Bitcoin opened the week still stuck in a price range just above $9,000 Monday, moving less than 0.2% from Friday’s close as of 20:00 UTC (4 p.m. ET), according to Bitstamp.
At 00:00 UTC on Monday (8:00 p.m. Sunday ET), bitcoin (BTC) was changing hands around $9,115 on spot exchanges such as Bitstamp. Despite a brief dip below $9,800 on Saturday afternoon, bitcoin did not trade above $9,200 or below $9,000 on Monday.
Ether (ETH), the second-largest cryptocurrency by market capitalization, climbed less than 1% from its daily open Monday and traded around $226 as of 20:00 UTC (4 p.m. ET).
Exchange inflows from bitcoin miners are pouring in as bitcoin continues to trade in the low $9,000s. A seven-day moving average shows inflows from miners to exchanges have reached their highest levels all year. This might be a bearish signal, according to some analysts.
Miners aren’t really speculators with the bitcoins held on their balance as inventory,” said Austin Storms, founder of mining mobile infrastructure company BearBox They’ll readily sell it for cash to reduce risk or expand operations, he added. But to infer that miners sending coins to exchanges is a bearish market signal, according to Storms, is a “big reach.”
Miners make up a small percentage of daily sell pressure, he explained. Using this data to justify a bearish market thesis is “exploratory analysis that wants to be confirmatory,” said Storms. “People are bored with the $9,100-$9,400 range and are looking for any reason we might depart from it soon.”
Bitcoin’s volatility is plummeting as it continues to trade in a tight price range. According to data from Skew, the ether-bitcoin implied volatility dropped to an all-time low over the weekend, and the Bitcoin Volatility Token (BVOL) launched by FTX earlier this year, which tracks market volatility, has fallen for nearly 20 consecutive days.
With volatility at historic lows, CoinGecko research analyst Daryl Lau told CoinDesk he would “definitely not be surprised to see a big move.” Sunday’s brief drop below $9,000 was “bought up on low volumes,” he noted. Cryptocurrency exchange volumes and the continued correlation to the S&P 500, which briefly broke below 3,000 Monday morning, seem to be signalling a “downward move” for bitcoin, Lau said.
As the market tries to decide which way to exit its current price range, some traders are increasingly frustrated. “Consolidations can be frustrating for short-term traders, particularly those who trade on leverage and attempt to catch breaks,” said Matt Ficke, head of Capital Markets at OKCoin. Bitcoin has closed between $9,050-$9,820 price points for the past seven weeks, according to OKCoin weekly charts.

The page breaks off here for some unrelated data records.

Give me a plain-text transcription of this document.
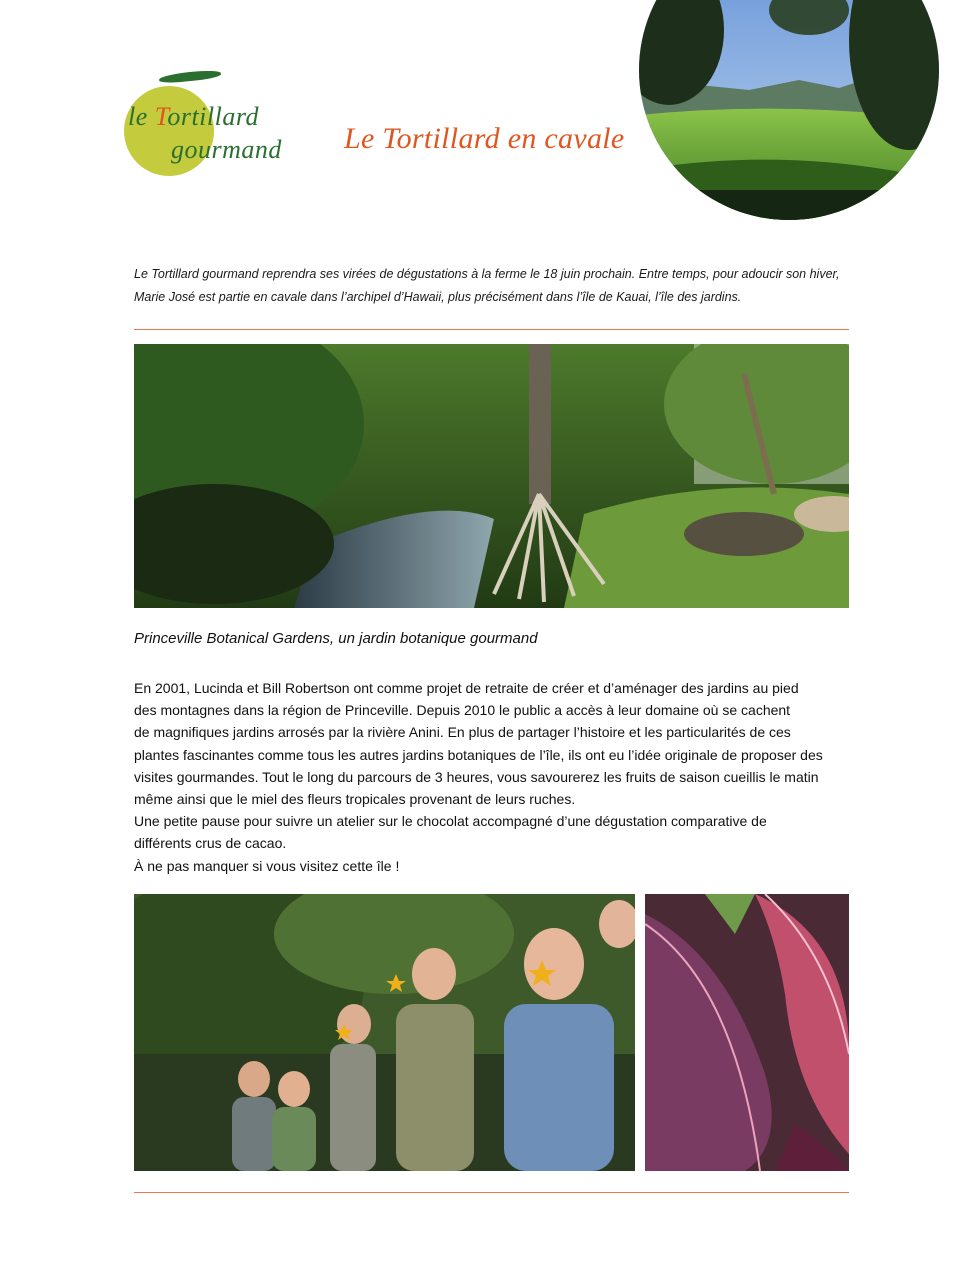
le Tortillard
gourmand Le Tortillard en cavale
Le Tortillard gourmand reprendra ses virées de dégustations à la ferme le 18 juin prochain. Entre temps, pour adoucir son hiver,
Marie José est partie en cavale dans l’archipel d’Hawaii, plus précisément dans l’île de Kauai, l’île des jardins.
Princeville Botanical Gardens, un jardin botanique gourmand

En 2001, Lucinda et Bill Robertson ont comme projet de retraite de créer et d’aménager des jardins au pied

des montagnes dans la région de Princeville. Depuis 2010 le public a accès à leur domaine où se cachent

de magnifiques jardins arrosés par la rivière Anini. En plus de partager l’histoire et les particularités de ces

plantes fascinantes comme tous les autres jardins botaniques de l’île, ils ont eu l’idée originale de proposer des

visites gourmandes. Tout le long du parcours de 3 heures, vous savourerez les fruits de saison cueillis le matin

même ainsi que le miel des fleurs tropicales provenant de leurs ruches.

Une petite pause pour suivre un atelier sur le chocolat accompagné d’une dégustation comparative de

différents crus de cacao.

À ne pas manquer si vous visitez cette île !
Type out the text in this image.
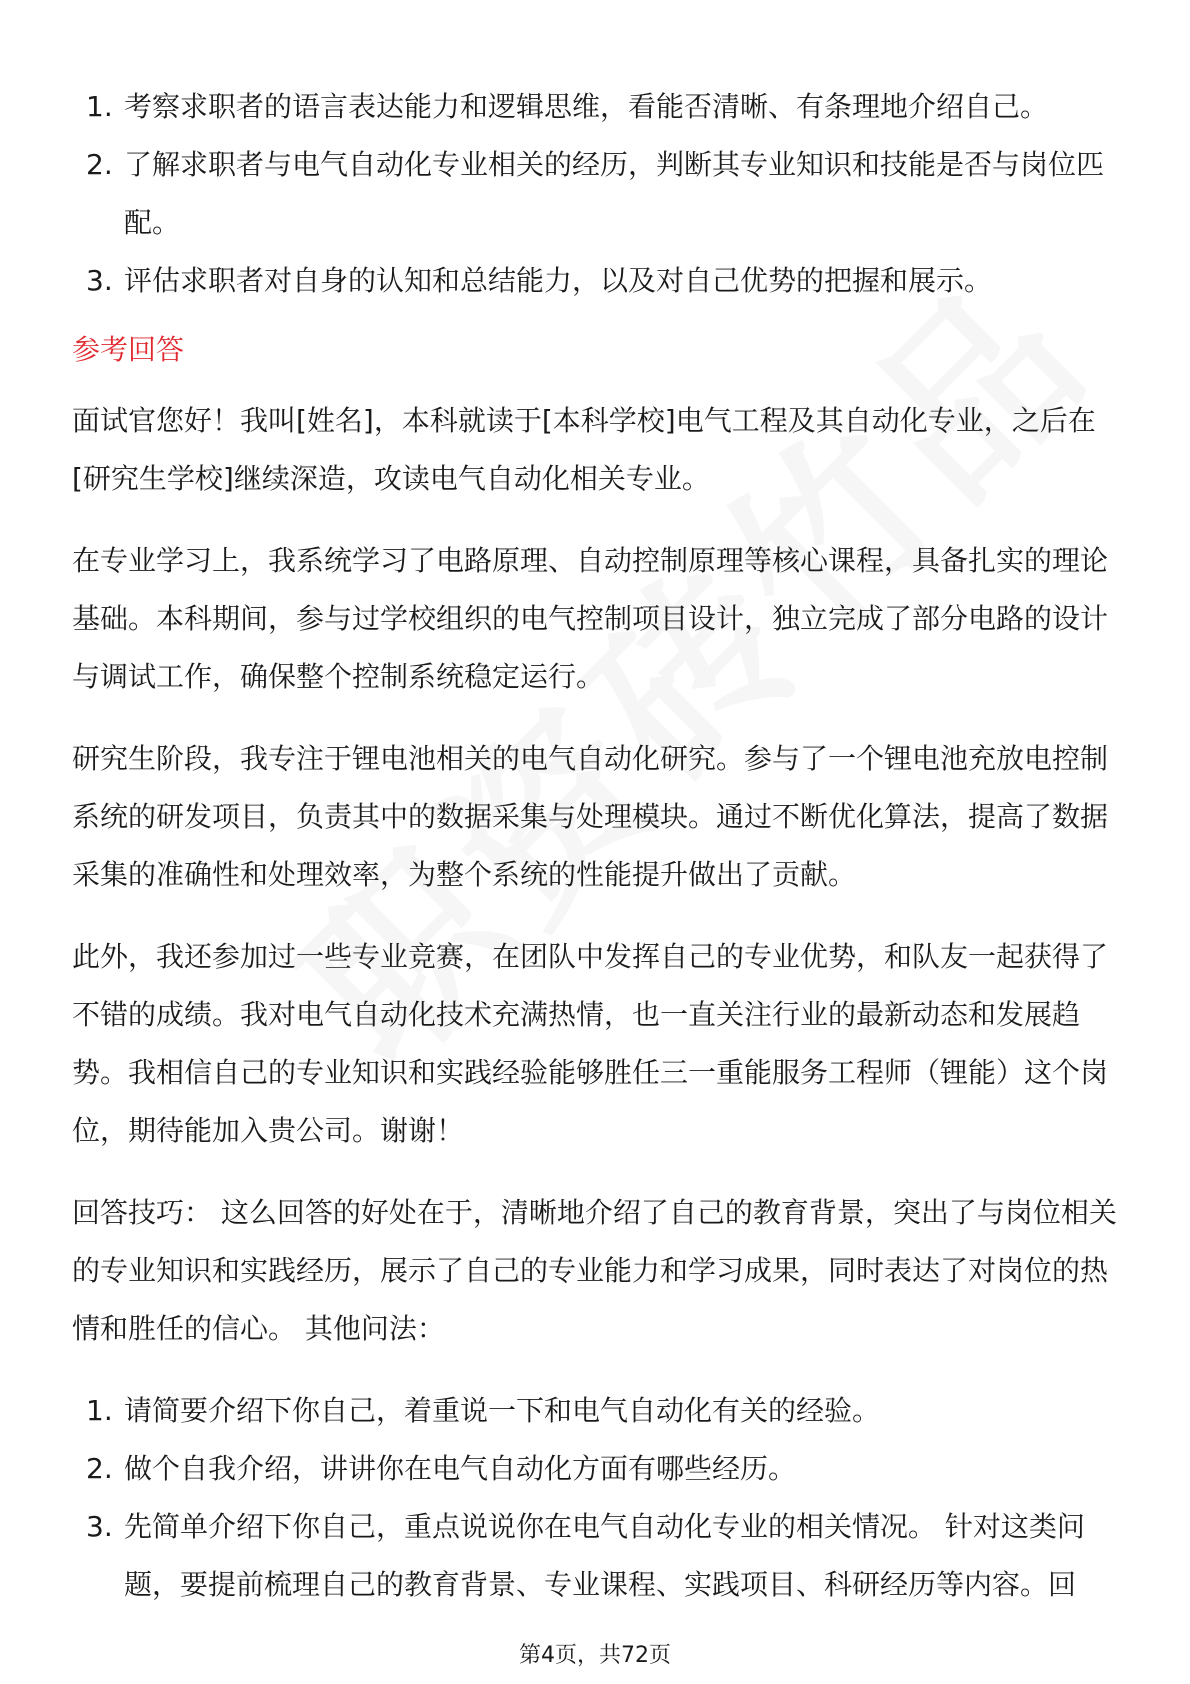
1. 考察求职者的语言表达能力和逻辑思维，看能否清晰、有条理地介绍自己。
2. 了解求职者与电气自动化专业相关的经历，判断其专业知识和技能是否与岗位匹配。
3. 评估求职者对自身的认知和总结能力，以及对自己优势的把握和展示。
参考回答

面试官您好！我叫[姓名]，本科就读于[本科学校]电气工程及其自动化专业，之后在[研究生学校]继续深造，攻读电气自动化相关专业。

在专业学习上，我系统学习了电路原理、自动控制原理等核心课程，具备扎实的理论基础。本科期间，参与过学校组织的电气控制项目设计，独立完成了部分电路的设计与调试工作，确保整个控制系统稳定运行。

研究生阶段，我专注于锂电池相关的电气自动化研究。参与了一个锂电池充放电控制系统的研发项目，负责其中的数据采集与处理模块。通过不断优化算法，提高了数据采集的准确性和处理效率，为整个系统的性能提升做出了贡献。

此外，我还参加过一些专业竞赛，在团队中发挥自己的专业优势，和队友一起获得了不错的成绩。我对电气自动化技术充满热情，也一直关注行业的最新动态和发展趋势。我相信自己的专业知识和实践经验能够胜任三一重能服务工程师（锂能）这个岗位，期待能加入贵公司。谢谢！

回答技巧： 这么回答的好处在于，清晰地介绍了自己的教育背景，突出了与岗位相关的专业知识和实践经历，展示了自己的专业能力和学习成果，同时表达了对岗位的热情和胜任的信心。 其他问法：

1. 请简要介绍下你自己，着重说一下和电气自动化有关的经验。
2. 做个自我介绍，讲讲你在电气自动化方面有哪些经历。
3. 先简单介绍下你自己，重点说说你在电气自动化专业的相关情况。 针对这类问题，要提前梳理自己的教育背景、专业课程、实践项目、科研经历等内容。回
第4页，共72页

To Ficke, the market is “testing or debating whether or not bitcoin can decouple from equity performance in this macro environment.”
Decentralized finance assets were some of the biggest losers on Monday, according to 24-hour price change data from Messari. Compound (COMP), which was “soaring” several days ago, is down 9.5%. Also down are nexo (NEXO) by 3.7%, basic attention token (BAT) 3.26%, and matic network (MATIC) by 2.6 percent. All price changes were as of 20:00 UTC (4:00 p.m. EDT).
In commodities, gold stayed mostly flat on Monday down less than 0.05% as of 20:00 UTC (4:00 p.m. ET). The yellow metal traded around $1,771.
Meanwhile, major stock indices are mostly green on Monday.
The FTSE 100 index in Europe gained roughly 1.5% from its daily open at the time of publishing. The S&P 500 also gained nearly 1.5% Monday despite growing fears over an nation-wide increases in coronavirus cases. Only the Nikkei 225 dropped Monday, closing with a loss of more than 1%.